Yeah, you go and maintain this healthy lifestyle.
What About Her Coaches?
Above I gave you a link with background info on Jillian Michaels. When she thinks she has to distance herself from the show she co-hosts, that’s not a good sign. Frederickson’s coach, Dolvett Quince sees less of a problem. On Instagram he posted:
Last night’s Biggest Loser Finale has sparked a huge reaction and I do not want the day to end without addressing it. Biggest Loser is a journey which has its ups and downs. Please try not to look at one slice of Rachel’s journey and come to broad conclusions. Rachel’s health is and always has been in my main concern and her journey to good health has not yet ended!!
Her health is his “main concern”? That’s from the guy who wrote a diet book advising women to live on as little as 1,200 kcal / day.

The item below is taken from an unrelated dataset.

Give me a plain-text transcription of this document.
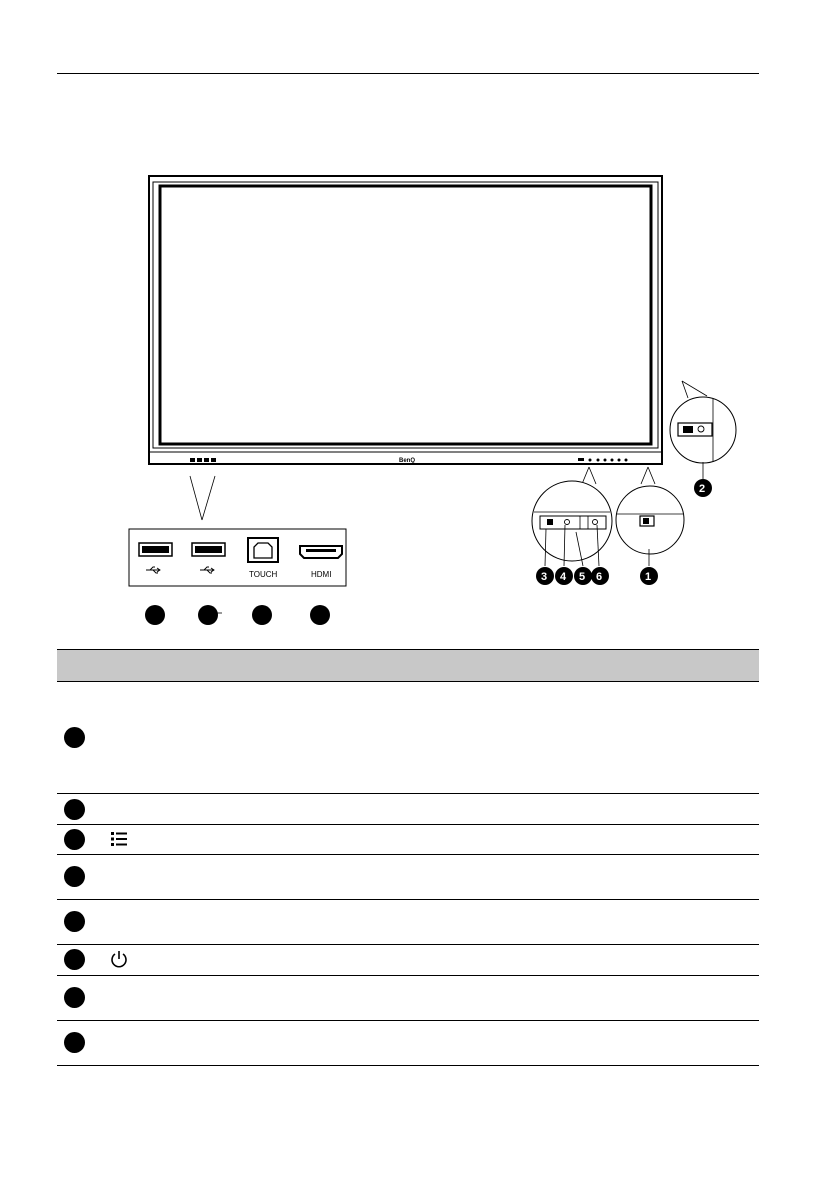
BenQ
TOUCH	HDMI	3 4 5 6	1
2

And Cheryl Forberg, the dietitian who monitored Frederickson? She sells books that promise they’ll stop you from aging. On the positive side, she has a correct explanation of BMR and TDEE on her personal website. Maybe she should show that to Quince. Or step in when a contestant she monitors clearly goes way below that.
But what do I know? I’m not a nutritional advisor for a major television production.
Woe Is Me!
No matter how often I stress the simple and sustainable principle healthy weight loss works by, shows like The Biggest Loser will always win. The PR they can generate is a tidal wave compared to what my and other less sensational websites are capable of. Last but not least, the show plays on and delivers what people want to see: fast results.
But that doesn’t make it any less despicable.
Picture courtesy of “pop culture geek“.
Nothing it shows is sustainable, achieve able or realistic for your average person. And that is sad because it is based on promoting and helping others achieve a healthy lifestyle, which clearly it doesn’t do!
Yeah, that’s what they say: it’s all for the common good. They just want us to become better, healthier people.
Why can’t I believe it?
I was so dissappointed… she looked terrible. On the other hand, if i was to win 250 000 dollars, I would also stay away from chocolate for a while 🙂 So hopefully, she’s got it right in her head and she will gain some healthy kgs back.
Hahaha, yes, there’s an argument! 😀
Seriously, I sure hope all this works out for her.
Now, I know I’m going to be labeled as a “Marxist, socialist, tipping-over-left, Stalinist” for saying this, but if the money spent on producing this show was used instead to produce a publicly available series on diet change, that showed you how to apply concepts like choice architecture, we’d be ever so slightly better off.
Yep, but where is the profit in that? 😉
I do not support the show.
I do not find the problem others seem to have with this young lady’s weight loss. If she was a professional athlete, like a pro basketball player for example, her daily workout would be just that. It’s just with her, she wasn’t replacing the calories. I think there is nothing wrong with fast weight loss especially for a young person who is under medical supervision. Additionally, because I was curious, I looked at the history of all the winners of the show to see how they have done with maintenance and the vast majority have done a very good job with that.